From "The majestic jackalope and how it became a folklore legend", The Current, CBC Radio, 2022-03-29 (summary + audio, 25 minutes) (transcript):

Matt Galloway: 
(host)
Is the jackalope a hoax? Is it an urban legend, is it something in between? How do you define what it is?
 
Michael Branch: 
(author)
Well, I mean, as a cultural phenomenon, it's much more expansive. But if we're speaking just of the Jackalope Mount, it is a hoax. But I take pains in the book to make distinctions between a hoax and, say, a con in a con, for example. We want to rip somebody off. We want to get their money or their stuff, and the ideal Khan is one in which it's never exposed. It's a crime, essentially, but a hoax exists to be exposed. It doesn't work unless it's exposed. So to use the jackalope as an example, you know, many, many people who I interviewed said, Oh yeah, I remember when my grandfather used to show me the hoax mount he had in his basement, but I didn't know it was a hoax. He told me all these fabulous stories about it, and it was only later that I got brought into the community of people who knew better.
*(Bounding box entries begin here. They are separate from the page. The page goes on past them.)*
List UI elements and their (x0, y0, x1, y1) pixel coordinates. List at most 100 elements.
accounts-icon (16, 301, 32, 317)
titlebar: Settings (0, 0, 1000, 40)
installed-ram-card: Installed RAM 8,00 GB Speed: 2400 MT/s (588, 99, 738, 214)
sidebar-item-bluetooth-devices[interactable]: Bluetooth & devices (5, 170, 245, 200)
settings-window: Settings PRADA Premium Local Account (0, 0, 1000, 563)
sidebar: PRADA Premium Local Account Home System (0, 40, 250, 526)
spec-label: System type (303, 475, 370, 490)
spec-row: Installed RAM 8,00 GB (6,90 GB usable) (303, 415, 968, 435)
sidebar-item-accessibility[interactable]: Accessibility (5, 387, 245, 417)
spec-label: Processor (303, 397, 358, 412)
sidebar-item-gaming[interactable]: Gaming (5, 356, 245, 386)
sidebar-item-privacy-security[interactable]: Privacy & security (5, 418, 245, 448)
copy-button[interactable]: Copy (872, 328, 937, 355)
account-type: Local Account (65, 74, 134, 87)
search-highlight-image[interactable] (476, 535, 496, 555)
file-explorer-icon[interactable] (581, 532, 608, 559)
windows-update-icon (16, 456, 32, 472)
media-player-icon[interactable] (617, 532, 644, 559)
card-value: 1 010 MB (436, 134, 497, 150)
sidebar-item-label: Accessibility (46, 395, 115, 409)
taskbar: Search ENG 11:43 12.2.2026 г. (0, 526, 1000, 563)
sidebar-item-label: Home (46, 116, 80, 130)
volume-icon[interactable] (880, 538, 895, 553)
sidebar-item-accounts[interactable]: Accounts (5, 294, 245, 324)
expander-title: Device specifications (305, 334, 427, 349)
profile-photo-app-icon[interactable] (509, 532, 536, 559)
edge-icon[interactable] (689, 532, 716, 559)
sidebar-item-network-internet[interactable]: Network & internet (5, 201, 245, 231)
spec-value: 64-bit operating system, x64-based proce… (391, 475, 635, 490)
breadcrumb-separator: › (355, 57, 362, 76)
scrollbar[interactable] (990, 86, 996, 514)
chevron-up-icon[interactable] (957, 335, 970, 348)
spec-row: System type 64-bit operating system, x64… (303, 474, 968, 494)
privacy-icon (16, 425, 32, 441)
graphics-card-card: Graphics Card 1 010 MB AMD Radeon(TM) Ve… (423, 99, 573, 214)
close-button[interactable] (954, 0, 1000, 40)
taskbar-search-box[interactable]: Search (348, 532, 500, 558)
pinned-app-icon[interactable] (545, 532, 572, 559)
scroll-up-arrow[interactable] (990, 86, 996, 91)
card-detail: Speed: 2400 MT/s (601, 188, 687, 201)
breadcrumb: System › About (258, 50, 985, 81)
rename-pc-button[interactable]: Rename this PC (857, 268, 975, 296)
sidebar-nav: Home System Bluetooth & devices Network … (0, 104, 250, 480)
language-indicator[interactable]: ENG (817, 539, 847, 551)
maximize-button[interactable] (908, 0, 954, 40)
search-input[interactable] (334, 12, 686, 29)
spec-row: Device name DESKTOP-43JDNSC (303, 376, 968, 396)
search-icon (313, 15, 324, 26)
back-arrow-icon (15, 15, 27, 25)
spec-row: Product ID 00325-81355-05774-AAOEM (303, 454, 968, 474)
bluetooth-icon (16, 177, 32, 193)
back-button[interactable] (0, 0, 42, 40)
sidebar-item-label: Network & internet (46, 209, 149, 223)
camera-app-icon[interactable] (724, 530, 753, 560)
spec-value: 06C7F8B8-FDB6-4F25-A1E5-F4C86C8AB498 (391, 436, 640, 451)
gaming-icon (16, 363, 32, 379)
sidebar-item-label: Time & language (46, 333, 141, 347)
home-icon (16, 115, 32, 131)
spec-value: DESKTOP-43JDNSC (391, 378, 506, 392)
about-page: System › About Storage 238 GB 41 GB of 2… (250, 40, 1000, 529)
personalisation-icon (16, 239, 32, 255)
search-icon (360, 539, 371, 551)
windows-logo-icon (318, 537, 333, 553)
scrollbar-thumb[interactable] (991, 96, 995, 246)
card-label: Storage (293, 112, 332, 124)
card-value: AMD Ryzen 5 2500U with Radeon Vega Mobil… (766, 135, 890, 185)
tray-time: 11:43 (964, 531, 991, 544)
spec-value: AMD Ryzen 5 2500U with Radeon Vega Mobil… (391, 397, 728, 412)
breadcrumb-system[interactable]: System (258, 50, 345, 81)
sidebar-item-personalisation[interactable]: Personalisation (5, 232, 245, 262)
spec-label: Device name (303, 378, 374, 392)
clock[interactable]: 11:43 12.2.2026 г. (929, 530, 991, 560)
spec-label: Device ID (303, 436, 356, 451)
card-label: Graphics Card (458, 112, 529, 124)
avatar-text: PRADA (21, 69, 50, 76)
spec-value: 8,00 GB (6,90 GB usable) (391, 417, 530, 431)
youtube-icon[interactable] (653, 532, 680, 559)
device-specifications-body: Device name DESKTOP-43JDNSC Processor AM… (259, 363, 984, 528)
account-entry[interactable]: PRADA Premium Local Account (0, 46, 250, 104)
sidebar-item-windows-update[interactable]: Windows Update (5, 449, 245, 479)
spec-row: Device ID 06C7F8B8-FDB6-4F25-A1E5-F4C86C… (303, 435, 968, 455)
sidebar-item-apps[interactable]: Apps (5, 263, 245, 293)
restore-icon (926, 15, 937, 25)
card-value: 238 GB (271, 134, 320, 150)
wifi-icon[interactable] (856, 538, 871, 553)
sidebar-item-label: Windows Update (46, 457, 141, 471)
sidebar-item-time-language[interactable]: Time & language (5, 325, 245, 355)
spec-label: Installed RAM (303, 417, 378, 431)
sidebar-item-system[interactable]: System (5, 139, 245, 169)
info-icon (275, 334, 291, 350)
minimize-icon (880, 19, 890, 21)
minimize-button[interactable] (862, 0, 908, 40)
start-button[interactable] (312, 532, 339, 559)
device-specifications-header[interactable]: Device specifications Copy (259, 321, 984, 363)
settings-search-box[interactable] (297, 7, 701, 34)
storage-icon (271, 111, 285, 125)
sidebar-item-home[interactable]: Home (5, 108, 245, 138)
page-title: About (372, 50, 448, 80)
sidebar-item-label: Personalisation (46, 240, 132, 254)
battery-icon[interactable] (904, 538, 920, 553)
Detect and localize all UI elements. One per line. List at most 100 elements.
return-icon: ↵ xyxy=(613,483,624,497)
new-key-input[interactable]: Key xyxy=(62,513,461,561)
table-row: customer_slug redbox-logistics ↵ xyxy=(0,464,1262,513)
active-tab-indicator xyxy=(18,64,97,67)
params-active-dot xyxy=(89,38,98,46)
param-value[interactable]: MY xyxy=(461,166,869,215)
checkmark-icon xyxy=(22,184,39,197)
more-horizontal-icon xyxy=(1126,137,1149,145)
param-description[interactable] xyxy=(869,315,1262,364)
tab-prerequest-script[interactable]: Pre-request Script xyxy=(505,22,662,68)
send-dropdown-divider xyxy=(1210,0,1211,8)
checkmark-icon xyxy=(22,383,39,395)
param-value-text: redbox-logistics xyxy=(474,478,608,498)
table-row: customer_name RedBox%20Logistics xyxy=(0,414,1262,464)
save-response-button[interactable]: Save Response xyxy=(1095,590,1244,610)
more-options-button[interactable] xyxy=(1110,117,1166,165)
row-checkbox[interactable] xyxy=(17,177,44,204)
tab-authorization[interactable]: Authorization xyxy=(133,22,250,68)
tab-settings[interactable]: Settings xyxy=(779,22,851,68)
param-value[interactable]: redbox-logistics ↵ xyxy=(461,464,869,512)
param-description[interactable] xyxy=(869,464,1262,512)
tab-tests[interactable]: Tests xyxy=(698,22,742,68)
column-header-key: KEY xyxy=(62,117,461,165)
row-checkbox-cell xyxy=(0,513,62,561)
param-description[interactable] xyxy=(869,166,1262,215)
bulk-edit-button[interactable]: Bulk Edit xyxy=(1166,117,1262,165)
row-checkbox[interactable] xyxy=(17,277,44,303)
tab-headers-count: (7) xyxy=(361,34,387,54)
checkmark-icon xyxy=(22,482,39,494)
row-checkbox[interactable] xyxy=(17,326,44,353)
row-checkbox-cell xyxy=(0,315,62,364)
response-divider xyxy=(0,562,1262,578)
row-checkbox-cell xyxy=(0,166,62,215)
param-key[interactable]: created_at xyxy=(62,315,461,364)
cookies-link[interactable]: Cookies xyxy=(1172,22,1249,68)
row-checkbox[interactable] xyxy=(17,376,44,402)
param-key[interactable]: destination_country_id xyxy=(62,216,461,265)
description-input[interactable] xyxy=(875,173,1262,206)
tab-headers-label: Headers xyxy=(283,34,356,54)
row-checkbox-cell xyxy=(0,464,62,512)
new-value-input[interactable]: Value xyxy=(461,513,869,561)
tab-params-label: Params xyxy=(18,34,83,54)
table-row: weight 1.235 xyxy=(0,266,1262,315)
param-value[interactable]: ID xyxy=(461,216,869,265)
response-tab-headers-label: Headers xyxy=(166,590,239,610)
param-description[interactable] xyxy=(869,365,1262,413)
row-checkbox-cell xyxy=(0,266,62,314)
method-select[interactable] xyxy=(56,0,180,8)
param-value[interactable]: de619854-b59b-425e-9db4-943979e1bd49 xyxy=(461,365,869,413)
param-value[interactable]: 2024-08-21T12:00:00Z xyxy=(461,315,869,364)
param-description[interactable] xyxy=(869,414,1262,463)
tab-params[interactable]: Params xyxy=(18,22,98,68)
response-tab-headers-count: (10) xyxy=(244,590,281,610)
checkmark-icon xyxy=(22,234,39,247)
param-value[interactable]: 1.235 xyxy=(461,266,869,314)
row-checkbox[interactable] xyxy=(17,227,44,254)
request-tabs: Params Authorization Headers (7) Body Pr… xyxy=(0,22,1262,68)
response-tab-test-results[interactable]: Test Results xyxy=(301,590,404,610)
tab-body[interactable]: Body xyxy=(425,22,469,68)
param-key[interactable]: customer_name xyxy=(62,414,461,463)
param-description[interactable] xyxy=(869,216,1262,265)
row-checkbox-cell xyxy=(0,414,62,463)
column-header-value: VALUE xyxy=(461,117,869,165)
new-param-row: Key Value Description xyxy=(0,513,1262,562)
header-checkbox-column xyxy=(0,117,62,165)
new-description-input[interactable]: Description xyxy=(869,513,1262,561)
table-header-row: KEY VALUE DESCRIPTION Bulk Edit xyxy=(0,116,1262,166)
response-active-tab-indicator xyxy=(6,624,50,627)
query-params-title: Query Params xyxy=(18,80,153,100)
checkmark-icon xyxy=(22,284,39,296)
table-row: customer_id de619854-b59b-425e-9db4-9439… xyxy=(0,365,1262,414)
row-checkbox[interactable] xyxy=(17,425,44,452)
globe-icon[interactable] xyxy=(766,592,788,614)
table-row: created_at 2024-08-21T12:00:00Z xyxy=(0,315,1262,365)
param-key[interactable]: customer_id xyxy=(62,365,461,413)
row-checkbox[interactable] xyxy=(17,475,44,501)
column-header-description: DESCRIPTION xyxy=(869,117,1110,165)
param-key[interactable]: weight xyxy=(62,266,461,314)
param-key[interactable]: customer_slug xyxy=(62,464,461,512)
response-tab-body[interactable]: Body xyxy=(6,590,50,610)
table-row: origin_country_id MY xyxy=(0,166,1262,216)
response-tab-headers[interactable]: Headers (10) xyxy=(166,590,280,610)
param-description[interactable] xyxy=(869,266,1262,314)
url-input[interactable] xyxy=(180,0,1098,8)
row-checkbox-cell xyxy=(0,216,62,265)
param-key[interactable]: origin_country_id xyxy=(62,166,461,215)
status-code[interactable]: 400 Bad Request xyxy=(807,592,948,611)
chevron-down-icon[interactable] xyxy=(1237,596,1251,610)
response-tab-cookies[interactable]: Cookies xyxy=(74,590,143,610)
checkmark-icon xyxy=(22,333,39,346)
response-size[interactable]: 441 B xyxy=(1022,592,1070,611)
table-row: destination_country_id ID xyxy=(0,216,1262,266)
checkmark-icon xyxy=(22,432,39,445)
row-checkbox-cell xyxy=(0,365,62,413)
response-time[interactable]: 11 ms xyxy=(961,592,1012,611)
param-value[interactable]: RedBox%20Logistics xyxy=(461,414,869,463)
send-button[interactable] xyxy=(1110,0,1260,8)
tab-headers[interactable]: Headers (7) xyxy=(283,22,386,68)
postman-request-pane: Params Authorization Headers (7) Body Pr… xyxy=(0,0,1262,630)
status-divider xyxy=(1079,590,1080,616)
So I love the way a hoax exists to produce pleasure. It exists to create humour. But it also exists to build community because it distinguishes the line between insiders and outsiders. And when you learn the secret, you get to be part of the group that knows better and then you get to help fool the next person. So I think in an era where you know, hoaxes have been associated with a lot of stuff, that's quite terrible. It's important to remember that the hoax has existed for millennia and that it plays a role that has a cultural function. And often that function is to help define in a humorous way these boundaries between communities.
 
Matt Galloway:  I was going to say, I mean, we'll get back to the Jackalope, but you've hinted at this in sort of a sea of social media misinformation, disinformation, what people call fake news, what's the role of the hoax and what's the place of the hoax?
 
Michael Branch:  Yeah, I think the place of the hoax for me is to sort of reclaim the idea that fooling each other for fun and good humour is still something that can produce pleasure. It can still be healthy. I think that, you know, we've kind of almost decided that when we imagine things, we're imagining falsehoods and that those things necessarily hurt other people. But I think, you know, the jackalope reminds us that we often need to operate in the realm of the imagination. There's a reason why every world culture has hybrid and imagined animals in its folklore. It's universal to human culture, and I think one of the reasons it is universal is, you know, we need our monsters, we need our invented animals because we need to believe that there's a world beyond what we struggle with every day when we roll out of bed.